CMStatistics 2022: Start Registration
View Submission - CMStatistics
Title: Learning low-dimensional nonlinear structures from high-dimensional noisy data: An integral operator approach Authors:  Rong Ma - Stanford University (United States) [presenting]
Xiucai Ding - UC Davis (United States)
Abstract: A kernel-spectral embedding algorithm is proposed for learning low-dimensional nonlinear structures from noisy and high-dimensional observations, where the datasets are assumed to be sampled from a nonlinear manifold model and corrupted by high-dimensional noise. The algorithm employs an adaptive bandwidth selection procedure which does not rely on prior knowledge of the underlying manifold. The obtained low-dimensional embeddings can be further utilized for downstream purposes such as data visualization, clustering and prediction. Our method is theoretically justified and practically interpretable. Specifically, for a general class of kernel functions, we establish the convergence of the final embeddings to their noiseless counterparts when the dimension and the sample size are comparably large, and characterize the effect of the signal-to-noise ratio on the rate of convergence and phase transition.

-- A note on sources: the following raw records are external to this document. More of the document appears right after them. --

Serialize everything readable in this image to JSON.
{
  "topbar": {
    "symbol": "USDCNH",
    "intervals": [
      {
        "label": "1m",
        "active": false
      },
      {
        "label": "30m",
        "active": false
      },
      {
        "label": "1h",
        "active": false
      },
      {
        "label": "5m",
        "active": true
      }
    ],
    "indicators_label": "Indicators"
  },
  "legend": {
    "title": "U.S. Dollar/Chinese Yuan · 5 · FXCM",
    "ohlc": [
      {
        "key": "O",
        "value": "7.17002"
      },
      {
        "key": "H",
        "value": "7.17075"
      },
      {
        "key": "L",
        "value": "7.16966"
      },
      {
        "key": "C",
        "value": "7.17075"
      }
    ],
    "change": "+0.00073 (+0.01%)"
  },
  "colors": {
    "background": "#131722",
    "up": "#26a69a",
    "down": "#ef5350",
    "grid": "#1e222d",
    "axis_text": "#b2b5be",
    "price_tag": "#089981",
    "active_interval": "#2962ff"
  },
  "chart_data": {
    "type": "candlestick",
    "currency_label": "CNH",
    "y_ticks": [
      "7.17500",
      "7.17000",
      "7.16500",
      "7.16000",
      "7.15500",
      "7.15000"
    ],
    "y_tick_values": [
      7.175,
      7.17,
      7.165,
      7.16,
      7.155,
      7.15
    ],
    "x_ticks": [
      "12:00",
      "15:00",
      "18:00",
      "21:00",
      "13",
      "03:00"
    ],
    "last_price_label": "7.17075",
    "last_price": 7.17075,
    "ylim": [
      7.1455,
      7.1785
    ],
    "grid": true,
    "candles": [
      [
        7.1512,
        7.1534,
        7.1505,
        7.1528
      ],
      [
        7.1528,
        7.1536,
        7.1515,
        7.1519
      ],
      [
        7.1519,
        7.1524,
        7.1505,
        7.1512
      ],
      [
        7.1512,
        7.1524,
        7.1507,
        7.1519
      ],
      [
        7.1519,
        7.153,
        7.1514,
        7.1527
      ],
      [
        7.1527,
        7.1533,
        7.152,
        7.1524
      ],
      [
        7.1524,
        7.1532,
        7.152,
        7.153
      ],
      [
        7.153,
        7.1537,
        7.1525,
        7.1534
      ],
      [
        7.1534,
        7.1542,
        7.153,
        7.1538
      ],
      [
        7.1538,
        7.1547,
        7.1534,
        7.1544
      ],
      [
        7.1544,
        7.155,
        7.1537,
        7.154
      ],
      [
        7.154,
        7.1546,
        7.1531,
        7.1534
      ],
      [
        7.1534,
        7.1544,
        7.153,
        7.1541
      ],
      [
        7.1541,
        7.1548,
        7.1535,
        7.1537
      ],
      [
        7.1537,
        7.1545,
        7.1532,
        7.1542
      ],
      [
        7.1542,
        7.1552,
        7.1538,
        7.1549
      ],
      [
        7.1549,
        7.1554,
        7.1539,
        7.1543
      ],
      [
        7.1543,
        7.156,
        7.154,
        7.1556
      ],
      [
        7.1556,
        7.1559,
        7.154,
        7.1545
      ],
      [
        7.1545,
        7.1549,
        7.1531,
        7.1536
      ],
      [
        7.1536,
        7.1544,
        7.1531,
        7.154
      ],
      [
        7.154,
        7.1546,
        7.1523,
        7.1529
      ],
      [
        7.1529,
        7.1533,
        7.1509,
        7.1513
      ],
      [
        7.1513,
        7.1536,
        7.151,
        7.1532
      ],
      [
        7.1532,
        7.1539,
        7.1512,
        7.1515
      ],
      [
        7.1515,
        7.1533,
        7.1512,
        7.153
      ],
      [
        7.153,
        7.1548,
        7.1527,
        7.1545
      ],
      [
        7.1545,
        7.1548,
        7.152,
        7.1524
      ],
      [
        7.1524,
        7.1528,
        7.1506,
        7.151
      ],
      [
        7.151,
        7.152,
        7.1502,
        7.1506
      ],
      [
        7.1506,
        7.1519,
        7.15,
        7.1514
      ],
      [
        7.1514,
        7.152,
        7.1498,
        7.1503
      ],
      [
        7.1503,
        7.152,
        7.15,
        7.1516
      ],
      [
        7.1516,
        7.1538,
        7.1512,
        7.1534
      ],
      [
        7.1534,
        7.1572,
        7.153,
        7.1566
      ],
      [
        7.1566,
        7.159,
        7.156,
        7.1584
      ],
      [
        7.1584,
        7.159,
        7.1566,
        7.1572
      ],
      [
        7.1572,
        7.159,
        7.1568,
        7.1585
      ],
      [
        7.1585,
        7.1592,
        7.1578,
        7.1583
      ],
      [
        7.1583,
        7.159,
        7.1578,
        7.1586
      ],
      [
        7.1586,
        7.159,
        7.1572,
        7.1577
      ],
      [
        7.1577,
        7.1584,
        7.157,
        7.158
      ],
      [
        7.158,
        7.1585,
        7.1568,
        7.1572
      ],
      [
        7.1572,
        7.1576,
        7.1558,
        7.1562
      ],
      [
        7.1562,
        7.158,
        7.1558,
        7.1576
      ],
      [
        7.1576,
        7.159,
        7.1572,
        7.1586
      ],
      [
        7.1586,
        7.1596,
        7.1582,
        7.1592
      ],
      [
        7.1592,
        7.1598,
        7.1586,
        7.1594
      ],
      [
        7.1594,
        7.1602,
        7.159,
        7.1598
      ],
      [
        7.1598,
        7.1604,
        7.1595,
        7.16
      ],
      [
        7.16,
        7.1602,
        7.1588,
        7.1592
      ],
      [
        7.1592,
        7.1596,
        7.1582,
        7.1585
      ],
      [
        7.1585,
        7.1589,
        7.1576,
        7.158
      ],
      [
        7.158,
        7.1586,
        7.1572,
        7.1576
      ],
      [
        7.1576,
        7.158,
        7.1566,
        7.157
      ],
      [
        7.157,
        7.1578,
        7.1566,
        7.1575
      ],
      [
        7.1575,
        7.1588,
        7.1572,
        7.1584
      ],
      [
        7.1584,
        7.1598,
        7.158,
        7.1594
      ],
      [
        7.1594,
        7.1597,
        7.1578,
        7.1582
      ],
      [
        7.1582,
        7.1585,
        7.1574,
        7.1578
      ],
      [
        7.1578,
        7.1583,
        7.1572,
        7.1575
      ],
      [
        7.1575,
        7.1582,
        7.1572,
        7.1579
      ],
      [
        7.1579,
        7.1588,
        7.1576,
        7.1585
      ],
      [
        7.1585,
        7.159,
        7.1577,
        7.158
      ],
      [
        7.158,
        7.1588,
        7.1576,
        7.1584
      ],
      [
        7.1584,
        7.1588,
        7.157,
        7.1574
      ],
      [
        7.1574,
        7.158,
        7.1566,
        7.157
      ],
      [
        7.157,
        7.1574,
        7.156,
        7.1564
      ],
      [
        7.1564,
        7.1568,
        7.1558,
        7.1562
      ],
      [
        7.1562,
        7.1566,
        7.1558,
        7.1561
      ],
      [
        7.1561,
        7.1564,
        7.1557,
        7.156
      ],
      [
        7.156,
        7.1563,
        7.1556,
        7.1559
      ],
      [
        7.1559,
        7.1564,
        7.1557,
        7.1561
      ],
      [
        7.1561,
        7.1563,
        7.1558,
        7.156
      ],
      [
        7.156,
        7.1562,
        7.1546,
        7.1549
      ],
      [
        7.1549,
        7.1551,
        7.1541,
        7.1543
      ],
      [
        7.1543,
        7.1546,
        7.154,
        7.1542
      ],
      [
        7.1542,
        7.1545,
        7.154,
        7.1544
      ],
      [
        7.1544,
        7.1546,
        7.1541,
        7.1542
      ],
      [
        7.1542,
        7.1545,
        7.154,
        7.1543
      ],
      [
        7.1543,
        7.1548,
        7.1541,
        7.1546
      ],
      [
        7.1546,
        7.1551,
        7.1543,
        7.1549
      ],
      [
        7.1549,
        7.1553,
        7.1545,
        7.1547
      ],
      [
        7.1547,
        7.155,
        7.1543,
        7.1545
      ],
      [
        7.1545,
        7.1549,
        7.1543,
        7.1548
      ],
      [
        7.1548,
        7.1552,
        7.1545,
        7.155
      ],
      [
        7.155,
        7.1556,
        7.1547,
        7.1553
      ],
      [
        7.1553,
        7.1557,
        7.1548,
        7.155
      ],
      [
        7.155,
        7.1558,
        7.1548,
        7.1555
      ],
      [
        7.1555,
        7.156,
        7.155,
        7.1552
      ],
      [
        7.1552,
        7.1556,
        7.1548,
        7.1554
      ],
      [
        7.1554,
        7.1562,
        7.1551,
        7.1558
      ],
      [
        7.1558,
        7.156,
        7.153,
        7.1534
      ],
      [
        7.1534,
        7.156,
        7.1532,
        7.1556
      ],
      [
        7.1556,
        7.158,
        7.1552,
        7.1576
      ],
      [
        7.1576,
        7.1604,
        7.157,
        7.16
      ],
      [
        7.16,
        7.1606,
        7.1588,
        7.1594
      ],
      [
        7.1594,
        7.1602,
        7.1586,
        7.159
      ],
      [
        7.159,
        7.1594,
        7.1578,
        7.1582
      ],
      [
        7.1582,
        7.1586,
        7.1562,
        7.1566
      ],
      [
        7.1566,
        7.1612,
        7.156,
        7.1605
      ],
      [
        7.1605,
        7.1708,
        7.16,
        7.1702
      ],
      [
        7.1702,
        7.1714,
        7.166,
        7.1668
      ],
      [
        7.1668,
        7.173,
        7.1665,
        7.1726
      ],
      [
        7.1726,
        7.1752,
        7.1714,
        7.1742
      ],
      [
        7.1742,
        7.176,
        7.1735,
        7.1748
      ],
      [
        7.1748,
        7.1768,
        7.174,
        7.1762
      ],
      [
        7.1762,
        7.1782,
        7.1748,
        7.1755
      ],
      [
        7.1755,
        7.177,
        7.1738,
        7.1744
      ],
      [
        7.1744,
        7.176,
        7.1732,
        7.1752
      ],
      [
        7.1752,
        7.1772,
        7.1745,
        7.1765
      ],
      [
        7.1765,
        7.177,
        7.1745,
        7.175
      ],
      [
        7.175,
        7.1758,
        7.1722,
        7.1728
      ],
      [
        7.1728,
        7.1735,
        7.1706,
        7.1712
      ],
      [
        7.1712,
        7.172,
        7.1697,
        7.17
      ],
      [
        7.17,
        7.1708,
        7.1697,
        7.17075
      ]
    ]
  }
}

We also prove the convergence of the embeddings to the eigenfunctions of an integral operator defined by the kernel map of some reproducing kernel Hilbert space capturing the underlying nonlinear structures. Our results hold even when the dimension of the manifold grows with the sample size. Numerical simulations and analysis of three real datasets show the superior empirical performance of the proposed method, compared to many existing methods, on learning various nonlinear manifolds in diverse applications.